The girl is sitting on a stool wearing a tie dye shirt, and she’s thinking about symmetry out loud. This speech is punctuated by footage of discreet faces and hand details. It is March 2012, and Maciek Pozoga has just finished one of the best lookbooks of the summer promotion for the French brand April 77.
For the past few years, it has become more and more difficult not to notice this young French artistic director’s work. Born in Bordeaux, where he began to shoot skate videos, he went to the Beaux Arts focusing on painting, before moving to Paris to study cinema. That’s where he came to photography and started working with Vice Magazine.

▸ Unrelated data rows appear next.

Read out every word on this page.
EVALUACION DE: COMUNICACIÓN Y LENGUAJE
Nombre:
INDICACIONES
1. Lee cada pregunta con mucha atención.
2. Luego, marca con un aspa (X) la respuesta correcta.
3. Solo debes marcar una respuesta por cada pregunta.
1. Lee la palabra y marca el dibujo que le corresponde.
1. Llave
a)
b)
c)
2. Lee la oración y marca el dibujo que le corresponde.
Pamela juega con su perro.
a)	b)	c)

He widened his palette since, and signed editorials or covers for several other main magazines like Pig, French GQ, Teknikart, and The New York Times Magazine. Scrolling down his tumblr is like receiving waves of energy and rawness full in the face. He shows an unbelievable ability to capture movement, even the slightest one.
The spontaneity Maciek is looking for in his photos leads him to often shoot people or scenes he is involved in. But the same kind of feeling—a true trademark—is emerging from his commissioned works for brands or press. “You have to work on it differently, before shooting, like, for a movie,” he explains. He likes to talk about a “perforated logic” coming out from all his works.

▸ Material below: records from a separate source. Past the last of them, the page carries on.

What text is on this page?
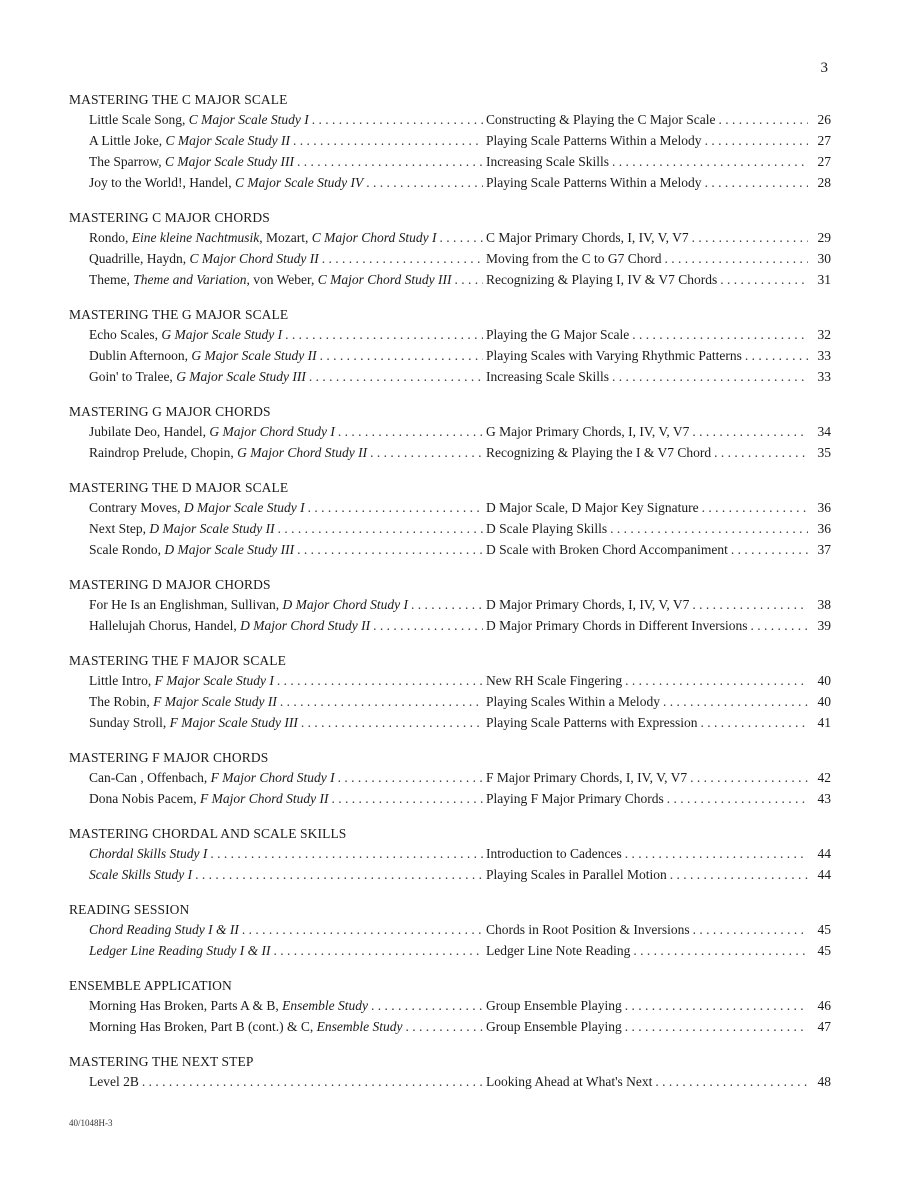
3
MASTERING THE C MAJOR SCALE
Little Scale Song, C Major Scale Study I . . .	Constructing & Playing the C Major Scale . . .	26
A Little Joke, C Major Scale Study II . . .	Playing Scale Patterns Within a Melody . . .	27
The Sparrow, C Major Scale Study III . . .	Increasing Scale Skills . . .	27
Joy to the World!, Handel, C Major Scale Study IV . . .	Playing Scale Patterns Within a Melody . . .	28
MASTERING C MAJOR CHORDS
Rondo, Eine kleine Nachtmusik, Mozart, C Major Chord Study I . . .	C Major Primary Chords, I, IV, V, V7 . . .	29
Quadrille, Haydn, C Major Chord Study II . . .	Moving from the C to G7 Chord . . .	30
Theme, Theme and Variation, von Weber, C Major Chord Study III . . .	Recognizing & Playing I, IV & V7 Chords . . .	31
MASTERING THE G MAJOR SCALE
Echo Scales, G Major Scale Study I . . .	Playing the G Major Scale . . .	32
Dublin Afternoon, G Major Scale Study II . . .	Playing Scales with Varying Rhythmic Patterns . . .	33
Goin' to Tralee, G Major Scale Study III . . .	Increasing Scale Skills . . .	33
MASTERING G MAJOR CHORDS
Jubilate Deo, Handel, G Major Chord Study I . . .	G Major Primary Chords, I, IV, V, V7 . . .	34
Raindrop Prelude, Chopin, G Major Chord Study II . . .	Recognizing & Playing the I & V7 Chord . . .	35
MASTERING THE D MAJOR SCALE
Contrary Moves, D Major Scale Study I . . .	D Major Scale, D Major Key Signature . . .	36
Next Step, D Major Scale Study II . . .	D Scale Playing Skills . . .	36
Scale Rondo, D Major Scale Study III . . .	D Scale with Broken Chord Accompaniment . . .	37
MASTERING D MAJOR CHORDS
For He Is an Englishman, Sullivan, D Major Chord Study I . . .	D Major Primary Chords, I, IV, V, V7 . . .	38
Hallelujah Chorus, Handel, D Major Chord Study II . . .	D Major Primary Chords in Different Inversions . . .	39
MASTERING THE F MAJOR SCALE
Little Intro, F Major Scale Study I . . .	New RH Scale Fingering . . .	40
The Robin, F Major Scale Study II . . .	Playing Scales Within a Melody . . .	40
Sunday Stroll, F Major Scale Study III . . .	Playing Scale Patterns with Expression . . .	41
MASTERING F MAJOR CHORDS
Can-Can , Offenbach, F Major Chord Study I . . .	F Major Primary Chords, I, IV, V, V7 . . .	42
Dona Nobis Pacem, F Major Chord Study II . . .	Playing F Major Primary Chords . . .	43
MASTERING CHORDAL AND SCALE SKILLS
Chordal Skills Study I . . .	Introduction to Cadences . . .	44
Scale Skills Study I . . .	Playing Scales in Parallel Motion . . .	44
READING SESSION
Chord Reading Study I & II . . .	Chords in Root Position & Inversions . . .	45
Ledger Line Reading Study I & II . . .	Ledger Line Note Reading . . .	45
ENSEMBLE APPLICATION
Morning Has Broken, Parts A & B, Ensemble Study . . .	Group Ensemble Playing . . .	46
Morning Has Broken, Part B (cont.) & C, Ensemble Study . . .	Group Ensemble Playing . . .	47
MASTERING THE NEXT STEP
Level 2B . . .	Looking Ahead at What's Next . . .	48
40/1048H-3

As a true documentary enthusiast—especially Jean Rouch‘s ones—he likes to catch what is happening right here, right now. “I’m interested in the ‘real’, in the different ways you can deal with it, but the starting point is always a documentary approach, almost a naturalist one. I like what is alive, what exists,” he adds.
This last point leads him not to choose “conventional” beauty, but to be more sensible to models or subjects with peculiar faces. A weak spot shared with Ryan McGinley, as the movement they both like to capture in their photos. Talking about influences, Maciek drops many names from different universes: “Richard Linklater, Alain Bombard, Thor Heyerdahl, David Hockney, Robert Crumb, Werner Herzog, Levi-Strauss, Francois Villon, Robert Bresson, Hemingway, Munch, Wolfgang Tillmans, Jeremy Deller, Leonard Cohen, Herge.” He quickly specifies, “I always discover new ones. When you spend your time to ‘figure out’ who you are, you are happy to be touched by a book or painting.”

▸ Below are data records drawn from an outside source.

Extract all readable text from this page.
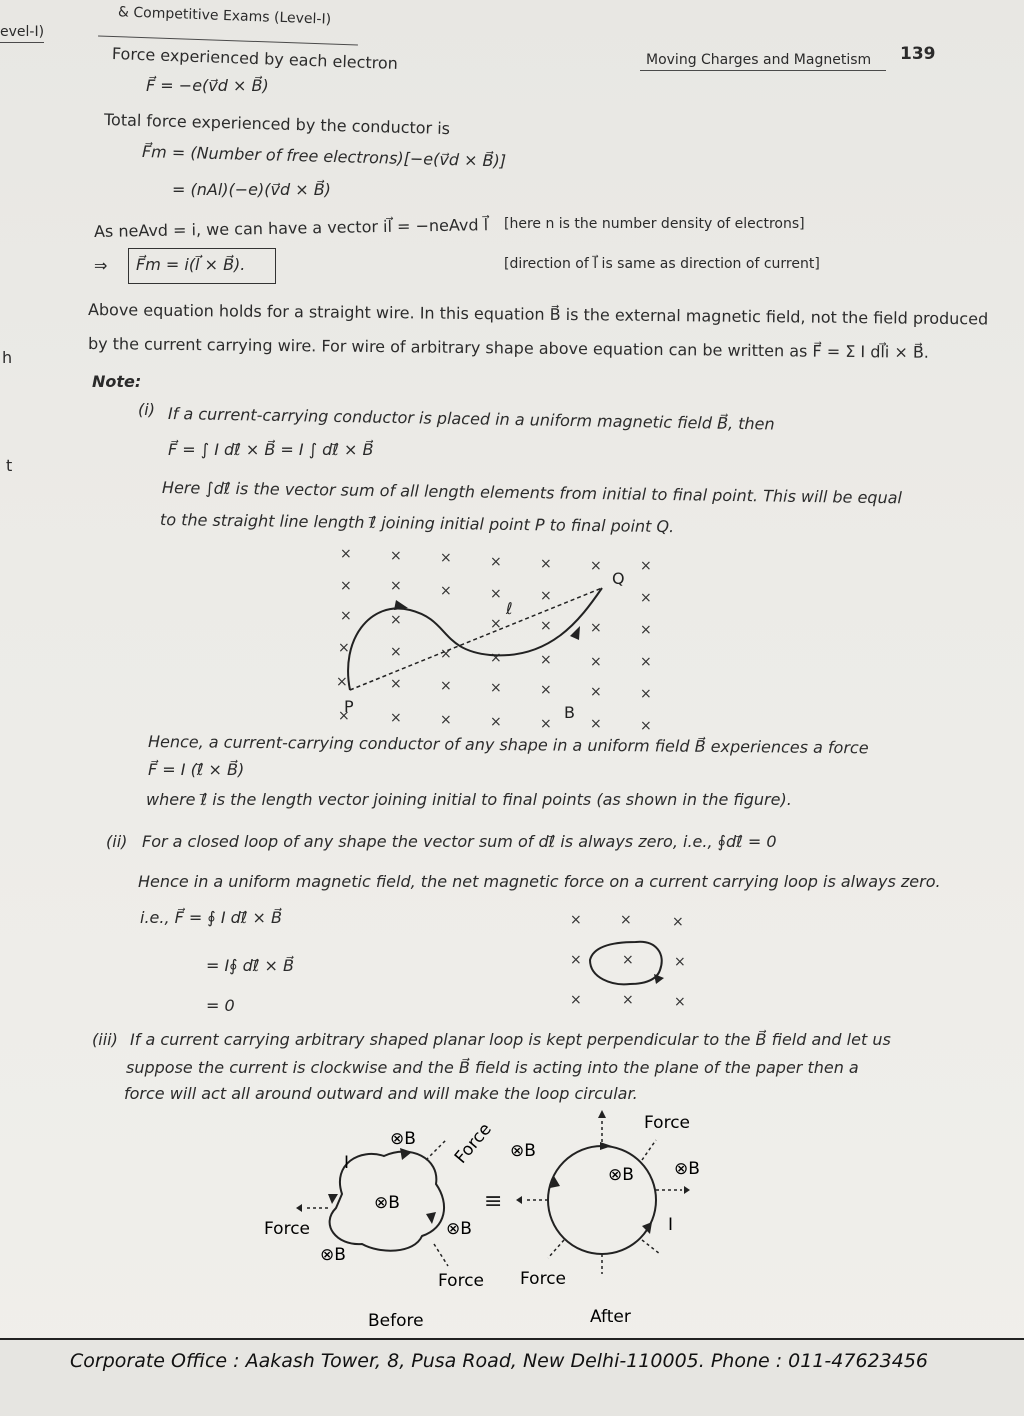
evel-I)
h
t
& Competitive Exams (Level-I)
Moving Charges and Magnetism 139
Force experienced by each electron
F⃗ = −e(v⃗d × B⃗)
Total force experienced by the conductor is
F⃗m = (Number of free electrons)[−e(v⃗d × B⃗)]
= (nAl)(−e)(v⃗d × B⃗)
[here n is the number density of electrons]
As neAvd = i, we can have a vector il⃗ = −neAvd l⃗
[direction of l⃗ is same as direction of current]
⇒ F⃗m = i(l⃗ × B⃗).
Above equation holds for a straight wire. In this equation B⃗ is the external magnetic field, not the field produced
by the current carrying wire. For wire of arbitrary shape above equation can be written as F⃗ = Σ I dl⃗i × B⃗.
Note:
(i) If a current-carrying conductor is placed in a uniform magnetic field B⃗, then
F⃗ = ∫ I dℓ⃗ × B⃗ = I ∫ dℓ⃗ × B⃗
Here ∫dℓ⃗ is the vector sum of all length elements from initial to final point. This will be equal
to the straight line length ℓ⃗ joining initial point P to final point Q.
×	×	×	×	×	×	×
×	×	×	×	×	×
×	×	×	×	×	×
×	×	×	×	×	×	×
×	×	×	×	×	×	×
×	×	×	×	×	×	×
P
Q
ℓ
B
Hence, a current-carrying conductor of any shape in a uniform field B⃗ experiences a force
F⃗ = I (ℓ⃗ × B⃗)
where ℓ⃗ is the length vector joining initial to final points (as shown in the figure).
(ii) For a closed loop of any shape the vector sum of dℓ⃗ is always zero, i.e., ∮dℓ⃗ = 0
Hence in a uniform magnetic field, the net magnetic force on a current carrying loop is always zero.
i.e., F⃗ = ∮ I dℓ⃗ × B⃗
= I∮ dℓ⃗ × B⃗
= 0
×	×	×
×	×	×
×	×	×
(iii) If a current carrying arbitrary shaped planar loop is kept perpendicular to the B⃗ field and let us
suppose the current is clockwise and the B⃗ field is acting into the plane of the paper then a
force will act all around outward and will make the loop circular.
I
⊗B
⊗B
⊗B
⊗B
Force
Force
Force
Before
≡
⊗B
⊗B ⊗B
I
Force
Force
After
Corporate Office : Aakash Tower, 8, Pusa Road, New Delhi-110005. Phone : 011-47623456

His last main project illustrates it: the blue fanzine published in limited edition by the French collective JSBJ, called “Naufrage Volontaire” and inspired by Dr. Bombard, a biologist who assured that you can survive out at sea without any provision. He proved it by trying it out himself at the Atlantic Ocean, becoming a “Naufrage Volontaire”. He claimed it to the whole world with a book. From this experience, Maciek built a piece of poetry about loneliness and the sea.
No need to say how we look forward to seeing his next project.